Dood Paard laat ‘Bye Bye’ beginnen met de Marokkaanse acteur Chaib Massaoudi. Hij komt op met een overheadprojector en stoel, alsof hij een hulpje of roadie is. Hij steekt de stekker in het stopcontact, arrangeert de sheets en steekt plotseling in het Arabisch (of Berbers?) van wal. Hij vertelt hoe een kamermeisje in een hotelkamer het toegetakelde lijk van een vrouw vindt: anoniem en ontdaan van iedere persoonlijkheid. Daarna komt Biesheuvel binnen. Hij steekt in gezwollen Nederlands van wal en degradeert Massaoudi letterlijk tot zijfiguur: hij blijft tegen een zijwand zitten en neemt geen deel aan de handeling. Soms wisselt hij een sheet op de overheadprojector en hij mag (of moet) de muziek aansturen. Massaoudi is nog net goed als arbiter tussen Biesheuvel en Bakker wanneer ze er niet uitkomen wie Othello mag spelen. Hij, de buitenstaander, ‘De Ander’, bepaalt hun identiteit.
Bij Dood Paard gaat het niet over de intriges van een vermeend overspelige vrouw en manipulaties om de zwarte edelman Othello heen. Het zijn menselijke identiteits- en vooral raciale kwesties die de hoofdrol opeisen. Heel ‘Bye Bye’ is de Nederlander van Marokkaanse komaf Massaoudi de gekleurde buitenstaander, terwijl Gilles Biesbeuvel, zwart geschminckt als Moor van Venetië de rol van ‘nobele’ speelt. Die zwarte nobele discrimineert zijn adjudant Iago, schoffeert zijn liefhebbende vrouw, behandelt Massaoudi als uitschot en maakt zichzelf belachelijk: extreem cynisme is immers een boemerang. Bieheuvels Othello wordt ook steevast ‘De Berber’ genoemd in het stuk en dat is niet bepaald bedoeld als compliment. Waar de echte Berber dus naast het speelvlak genegeerd, genegerd wordt, miskent de geverfde Othello ‘De Berber’ in zijn eigen pretentieuze nobele inborst.
‘Bye Bye’ zit vol humor en knipogen en neemt Shakespeare niet erg serieus, maar zichzelf wel. Biesheuvel en Bakker spelen alle personages uit Shakespeare’s origineel, aangeduid door wisselende sjaaltjes, op niet passende schoenen. Zo staan Bakker en Biesheuvel letterlijk wankel als ze zich een rol aanmeten. Zo staan ze ook overdrachtelijk wankel omdat ze hun identiteit ontlenen aan het manipuleren van elkaar. Hoe stevig is dat fundament als je vooral wijst naar ‘De Ander’ en je je eigen rol niet onder ogen ziet? In de finale kan Othello zelfs schone handen houden: Massaoudi moet de moord waarmee het stuk afloopt komen volvoeren. Die krijgt hij dus letterlijk in de schoenen geschoven.

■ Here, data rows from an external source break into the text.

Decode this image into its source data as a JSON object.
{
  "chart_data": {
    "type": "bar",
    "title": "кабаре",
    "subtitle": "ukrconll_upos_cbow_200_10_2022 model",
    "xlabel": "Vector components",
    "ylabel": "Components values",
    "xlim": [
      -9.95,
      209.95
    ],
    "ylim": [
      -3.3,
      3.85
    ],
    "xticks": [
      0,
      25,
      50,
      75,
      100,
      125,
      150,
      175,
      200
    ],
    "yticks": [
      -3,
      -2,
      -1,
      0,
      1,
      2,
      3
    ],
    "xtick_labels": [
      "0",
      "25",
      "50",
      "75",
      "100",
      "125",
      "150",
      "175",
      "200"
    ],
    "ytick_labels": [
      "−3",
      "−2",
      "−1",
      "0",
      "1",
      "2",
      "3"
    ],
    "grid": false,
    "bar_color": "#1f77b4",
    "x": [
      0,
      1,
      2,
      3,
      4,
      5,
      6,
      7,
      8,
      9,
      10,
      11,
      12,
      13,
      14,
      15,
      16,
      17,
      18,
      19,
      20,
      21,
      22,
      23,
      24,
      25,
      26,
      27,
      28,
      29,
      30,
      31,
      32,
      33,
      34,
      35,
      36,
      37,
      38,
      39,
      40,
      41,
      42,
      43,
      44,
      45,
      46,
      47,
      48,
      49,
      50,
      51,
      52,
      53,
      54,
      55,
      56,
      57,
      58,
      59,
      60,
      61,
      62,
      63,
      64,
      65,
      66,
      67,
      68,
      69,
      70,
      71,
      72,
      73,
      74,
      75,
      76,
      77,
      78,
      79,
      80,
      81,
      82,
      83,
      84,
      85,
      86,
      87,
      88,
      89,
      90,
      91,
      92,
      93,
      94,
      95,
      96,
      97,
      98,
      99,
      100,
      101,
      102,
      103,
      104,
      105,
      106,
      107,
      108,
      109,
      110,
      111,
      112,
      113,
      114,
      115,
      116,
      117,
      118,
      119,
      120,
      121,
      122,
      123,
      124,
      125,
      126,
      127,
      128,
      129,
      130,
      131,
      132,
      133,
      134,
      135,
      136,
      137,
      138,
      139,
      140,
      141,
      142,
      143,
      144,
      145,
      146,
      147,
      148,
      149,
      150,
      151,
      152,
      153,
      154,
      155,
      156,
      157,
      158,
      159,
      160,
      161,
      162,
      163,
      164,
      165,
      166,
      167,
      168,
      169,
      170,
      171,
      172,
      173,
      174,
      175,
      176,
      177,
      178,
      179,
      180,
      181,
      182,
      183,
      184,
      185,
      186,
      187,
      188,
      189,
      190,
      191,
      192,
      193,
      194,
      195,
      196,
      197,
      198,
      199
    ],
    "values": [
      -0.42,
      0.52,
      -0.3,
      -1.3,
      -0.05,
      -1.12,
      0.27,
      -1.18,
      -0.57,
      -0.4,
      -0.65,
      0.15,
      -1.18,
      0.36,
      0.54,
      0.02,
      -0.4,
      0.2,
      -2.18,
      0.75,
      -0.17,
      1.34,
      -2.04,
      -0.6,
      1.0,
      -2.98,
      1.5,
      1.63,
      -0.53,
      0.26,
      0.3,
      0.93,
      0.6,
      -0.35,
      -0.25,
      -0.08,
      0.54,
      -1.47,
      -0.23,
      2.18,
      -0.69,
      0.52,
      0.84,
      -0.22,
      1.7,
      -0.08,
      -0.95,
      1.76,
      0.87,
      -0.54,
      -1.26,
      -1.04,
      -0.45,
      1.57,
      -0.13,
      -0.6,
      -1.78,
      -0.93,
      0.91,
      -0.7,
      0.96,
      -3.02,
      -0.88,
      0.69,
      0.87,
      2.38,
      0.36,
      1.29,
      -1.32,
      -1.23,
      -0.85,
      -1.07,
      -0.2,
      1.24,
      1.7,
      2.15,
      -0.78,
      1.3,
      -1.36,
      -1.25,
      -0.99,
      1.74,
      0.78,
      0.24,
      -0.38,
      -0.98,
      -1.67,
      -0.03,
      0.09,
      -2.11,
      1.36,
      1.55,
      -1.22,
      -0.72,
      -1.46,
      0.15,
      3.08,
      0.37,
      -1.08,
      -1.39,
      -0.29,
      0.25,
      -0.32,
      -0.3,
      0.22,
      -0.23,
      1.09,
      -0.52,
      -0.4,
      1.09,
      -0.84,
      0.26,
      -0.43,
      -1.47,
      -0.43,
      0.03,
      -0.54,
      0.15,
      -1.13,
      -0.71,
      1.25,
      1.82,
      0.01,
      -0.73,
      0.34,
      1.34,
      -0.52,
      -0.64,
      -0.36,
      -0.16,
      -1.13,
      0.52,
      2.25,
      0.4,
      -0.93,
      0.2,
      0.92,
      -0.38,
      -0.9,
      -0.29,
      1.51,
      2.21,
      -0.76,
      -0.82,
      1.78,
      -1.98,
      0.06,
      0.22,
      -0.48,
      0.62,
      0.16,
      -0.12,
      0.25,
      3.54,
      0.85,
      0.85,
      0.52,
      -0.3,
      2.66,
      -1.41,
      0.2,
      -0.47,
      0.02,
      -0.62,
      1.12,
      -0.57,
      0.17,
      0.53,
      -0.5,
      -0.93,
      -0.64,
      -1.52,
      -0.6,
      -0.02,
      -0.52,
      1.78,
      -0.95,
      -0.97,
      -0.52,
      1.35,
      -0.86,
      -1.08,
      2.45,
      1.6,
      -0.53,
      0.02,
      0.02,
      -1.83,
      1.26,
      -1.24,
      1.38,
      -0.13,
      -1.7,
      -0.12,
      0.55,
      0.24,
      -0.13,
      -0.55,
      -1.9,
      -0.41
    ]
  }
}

Het is de kern van het wijzen naar ‘De Ander’ die in ‘Bye Bye’ letterlijk en figuurlijk buiten Shakespeare’s ‘Othello’ ligt. Dood Paard zwaait Shakespeare dus uit door het oorspronkelijke stuk op een instortend ‘eiland’ te plaatsen; een reliek uit vervlogen tijden.
Tot zover de literaire kiss-and-ride. Dood Paard presenteert met ‘Bye Bye’ tegelijk een hedendaagse zedenschets en zielenspiegel. Klassieke thema’s van Shakespeare zijn gesneuveld. De voorstelling is geheel gericht op de raciale en multiculturele kwesties in het oorspronkelijke stuk. Zo is de zeventiende-eeuwse bard Shakespeare in Dood Paard’s ver- en hertaling toch weer hoogst actueel.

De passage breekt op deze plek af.